Problem Description
Given two equal-length arrays nums1 and nums2, in one operation you may swap any two indices in nums1 at a cost equal to the sum of those indices. The goal is to perform a series of such swaps so that for every index i, nums1[i] ≠ nums2[i]. Return the minimum total cost to achieve this; if it is impossible, return -1.
Key Insights
- Identify the conflict indices where nums1[i] equals nums2[i] (these positions must be fixed).
- A swap changes two positions in nums1. The challenge is to choose swaps that resolve conflicts without inadvertently causing new conflicts.
- The swap cost is based solely on the indices chosen, so pairing lower indices with lower indices (or judiciously pairing a low value with a high value) can reduce the overall cost.
- Frequency analysis on conflicting values is needed: if one value is overly dominant in conflict positions, there might not exist enough “safe” positions to swap with.
- Sorting conflict indices helps in aiming for minimal cost by considering the indices in order.
- Sometimes a leftover conflict (if conflicts count is odd) may be fixed by swapping with a non-conflict index that does not create a new conflict.
Space and Time Complexity
Time Complexity: O(n log n) – due to sorting of conflict indices and potential iterations over n elements.
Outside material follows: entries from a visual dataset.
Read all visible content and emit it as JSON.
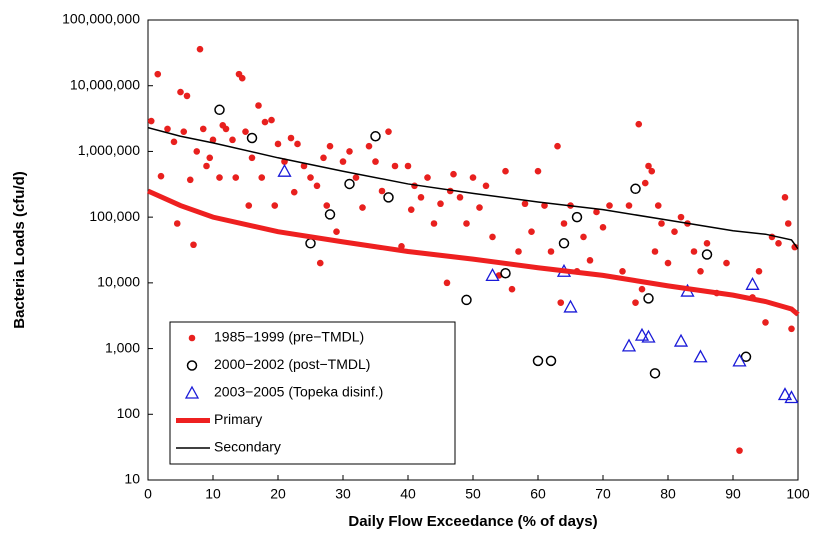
{
  "chart_data": {
    "type": "scatter",
    "x_label": "Daily Flow Exceedance (% of days)",
    "y_label": "Bacteria Loads (cfu/d)",
    "xlim": [
      0,
      100
    ],
    "xticks": [
      0,
      10,
      20,
      30,
      40,
      50,
      60,
      70,
      80,
      90,
      100
    ],
    "ylim": [
      10,
      100000000
    ],
    "y_scale": "log",
    "yticks": [
      {
        "value": 10,
        "label": "10"
      },
      {
        "value": 100,
        "label": "100"
      },
      {
        "value": 1000,
        "label": "1,000"
      },
      {
        "value": 10000,
        "label": "10,000"
      },
      {
        "value": 100000,
        "label": "100,000"
      },
      {
        "value": 1000000,
        "label": "1,000,000"
      },
      {
        "value": 10000000,
        "label": "10,000,000"
      },
      {
        "value": 100000000,
        "label": "100,000,000"
      }
    ],
    "legend": "lower left",
    "series": [
      {
        "name": "1985−1999 (pre−TMDL)",
        "marker": "dot",
        "color": "#e8201e",
        "x": [
          0.5,
          1.5,
          2,
          3,
          4,
          4.5,
          5,
          5.5,
          6,
          6.5,
          7,
          7.5,
          8,
          8.5,
          9,
          9.5,
          10,
          11,
          11.5,
          12,
          13,
          13.5,
          14,
          14.5,
          15,
          15.5,
          16,
          17,
          17.5,
          18,
          19,
          19.5,
          20,
          21,
          22,
          22.5,
          23,
          24,
          25,
          26,
          26.5,
          27,
          27.5,
          28,
          29,
          30,
          31,
          32,
          33,
          34,
          35,
          36,
          37,
          38,
          39,
          40,
          40.5,
          41,
          42,
          43,
          44,
          45,
          46,
          46.5,
          47,
          48,
          49,
          50,
          51,
          52,
          53,
          54,
          55,
          56,
          57,
          58,
          59,
          60,
          61,
          62,
          63,
          63.5,
          64,
          65,
          66,
          67,
          68,
          69,
          70,
          71,
          73,
          74,
          75,
          75.5,
          76,
          76.5,
          77,
          77.5,
          78,
          78.5,
          79,
          80,
          81,
          82,
          83,
          84,
          85,
          86,
          87.5,
          89,
          91,
          93,
          94,
          95,
          96,
          97,
          98,
          98.5,
          99,
          99.5
        ],
        "values": [
          2900000,
          15000000,
          420000,
          2200000,
          1400000,
          80000,
          8000000,
          2000000,
          7000000,
          370000,
          38000,
          1000000,
          36000000,
          2200000,
          600000,
          800000,
          1500000,
          400000,
          2500000,
          2200000,
          1500000,
          400000,
          15000000,
          13000000,
          2000000,
          150000,
          800000,
          5000000,
          400000,
          2800000,
          3000000,
          150000,
          1300000,
          700000,
          1600000,
          240000,
          1300000,
          600000,
          400000,
          300000,
          20000,
          800000,
          150000,
          1200000,
          60000,
          700000,
          1000000,
          400000,
          140000,
          1200000,
          700000,
          250000,
          2000000,
          600000,
          36000,
          600000,
          130000,
          300000,
          200000,
          400000,
          80000,
          160000,
          10000,
          250000,
          450000,
          200000,
          80000,
          400000,
          140000,
          300000,
          50000,
          13000,
          500000,
          8000,
          30000,
          160000,
          60000,
          500000,
          150000,
          30000,
          1200000,
          5000,
          80000,
          150000,
          15000,
          50000,
          22000,
          120000,
          70000,
          150000,
          15000,
          150000,
          5000,
          2600000,
          8000,
          330000,
          600000,
          500000,
          30000,
          150000,
          80000,
          20000,
          60000,
          100000,
          80000,
          30000,
          15000,
          40000,
          7000,
          20000,
          28,
          6000,
          15000,
          2500,
          50000,
          40000,
          200000,
          80000,
          2000,
          35000
        ]
      },
      {
        "name": "2000−2002 (post−TMDL)",
        "marker": "circle",
        "color": "#000000",
        "x": [
          11,
          16,
          25,
          28,
          31,
          35,
          37,
          49,
          55,
          60,
          62,
          64,
          66,
          75,
          77,
          78,
          86,
          92
        ],
        "values": [
          4300000,
          1600000,
          40000,
          110000,
          320000,
          1700000,
          200000,
          5500,
          14000,
          650,
          650,
          40000,
          100000,
          270000,
          5800,
          420,
          27000,
          750
        ]
      },
      {
        "name": "2003−2005 (Topeka disinf.)",
        "marker": "triangle",
        "color": "#1a1ad8",
        "x": [
          21,
          53,
          64,
          65,
          74,
          76,
          77,
          82,
          83,
          85,
          91,
          93,
          98,
          99
        ],
        "values": [
          500000,
          13000,
          15000,
          4300,
          1100,
          1600,
          1500,
          1300,
          7500,
          750,
          650,
          9500,
          200,
          180
        ]
      },
      {
        "name": "Primary",
        "marker": "line",
        "width": 5,
        "color": "#ee2020",
        "x": [
          0,
          5,
          10,
          20,
          30,
          40,
          50,
          60,
          70,
          80,
          90,
          95,
          99,
          100
        ],
        "values": [
          250000,
          150000,
          100000,
          60000,
          42000,
          30000,
          23000,
          17000,
          13000,
          9000,
          6500,
          5200,
          4000,
          3300
        ]
      },
      {
        "name": "Secondary",
        "marker": "line",
        "width": 1.5,
        "color": "#000000",
        "x": [
          0,
          5,
          10,
          20,
          30,
          40,
          50,
          60,
          70,
          80,
          90,
          95,
          99,
          100
        ],
        "values": [
          2300000,
          1700000,
          1350000,
          800000,
          500000,
          320000,
          230000,
          170000,
          130000,
          90000,
          62000,
          55000,
          45000,
          33000
        ]
      }
    ]
  }
}
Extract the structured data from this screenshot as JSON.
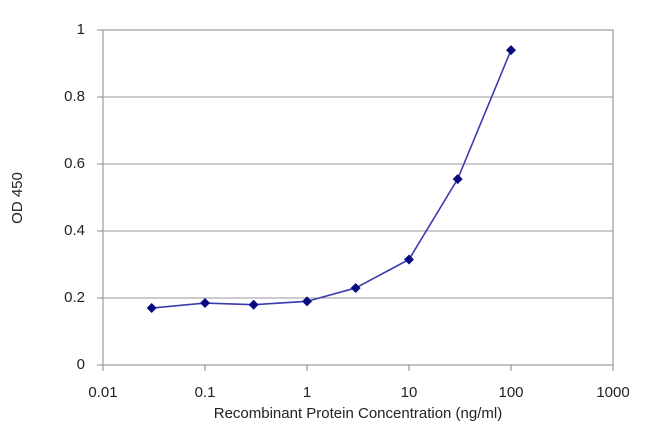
{
  "chart_data": {
    "type": "line",
    "x_label": "Recombinant Protein Concentration (ng/ml)",
    "y_label": "OD 450",
    "x": [
      0.03,
      0.1,
      0.3,
      1,
      3,
      10,
      30,
      100
    ],
    "series": [
      {
        "name": "OD 450",
        "color": "#3b3bb0",
        "marker_color": "#0a0a80",
        "values": [
          0.17,
          0.185,
          0.18,
          0.19,
          0.23,
          0.315,
          0.555,
          0.94
        ]
      }
    ],
    "xscale": "log",
    "xlim": [
      0.01,
      1000
    ],
    "xticks": [
      0.01,
      0.1,
      1,
      10,
      100,
      1000
    ],
    "ylim": [
      0,
      1
    ],
    "yticks": [
      0,
      0.2,
      0.4,
      0.6,
      0.8,
      1
    ],
    "grid": true
  }
}
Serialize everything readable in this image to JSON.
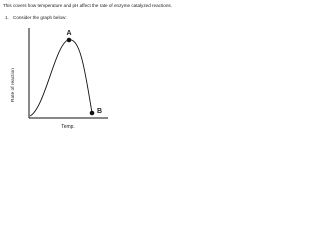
{
  "header": {
    "intro": "This covers how temperature and pH affect the rate of enzyme catalyzed reactions.",
    "question_number": "1.",
    "question": "Consider the graph below:"
  },
  "graph": {
    "y_label": "Rate of reaction",
    "x_label": "Temp.",
    "points": [
      {
        "label": "A"
      },
      {
        "label": "B"
      }
    ]
  }
}
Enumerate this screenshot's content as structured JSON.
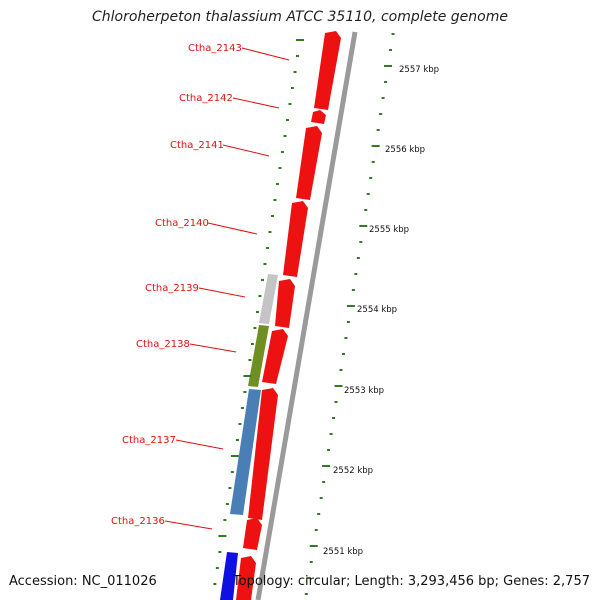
{
  "title": "Chloroherpeton thalassium ATCC 35110, complete genome",
  "footer": {
    "accession": "Accession: NC_011026",
    "topology": "Topology: circular; Length: 3,293,456 bp; Genes: 2,757"
  },
  "colors": {
    "forward_gene": "#ee1111",
    "label": "#e01010",
    "tick": "#2e7d1e",
    "backbone": "#9a9a9a",
    "gray_gene": "#c4c4c4",
    "olive_gene": "#6f8f23",
    "steel_gene": "#4a7fb6",
    "blue_gene": "#1010e0"
  },
  "scale_labels": [
    "2557 kbp",
    "2556 kbp",
    "2555 kbp",
    "2554 kbp",
    "2553 kbp",
    "2552 kbp",
    "2551 kbp"
  ],
  "gene_labels": [
    "Ctha_2143",
    "Ctha_2142",
    "Ctha_2141",
    "Ctha_2140",
    "Ctha_2139",
    "Ctha_2138",
    "Ctha_2137",
    "Ctha_2136"
  ]
}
Space Complexity: O(n) – for storing the list of conflict indices and frequency count.
Solution
The approach starts by iterating through all indices to record those indices where nums1[i] equals nums2[i] (the conflict indices). Next, count the frequency of each value among these conflicts. If any value appears too frequently (beyond the limit that can potentially be fixed), the answer is -1.
After confirming feasibility, sort the conflict indices so that when pairing them, the sum (i.e., swap cost) is minimized. Pair the smallest index with the largest, the next smallest with the next largest, and so on. If there is an unpaired conflict (in the case of an odd number of conflicts), try to swap that index with a non-conflict index that does not reintroduce a conflict.
This greedy pairing combined with frequency checking helps ensure that the total cost is minimized while achieving the condition nums1[i] ≠ nums2[i] for every index.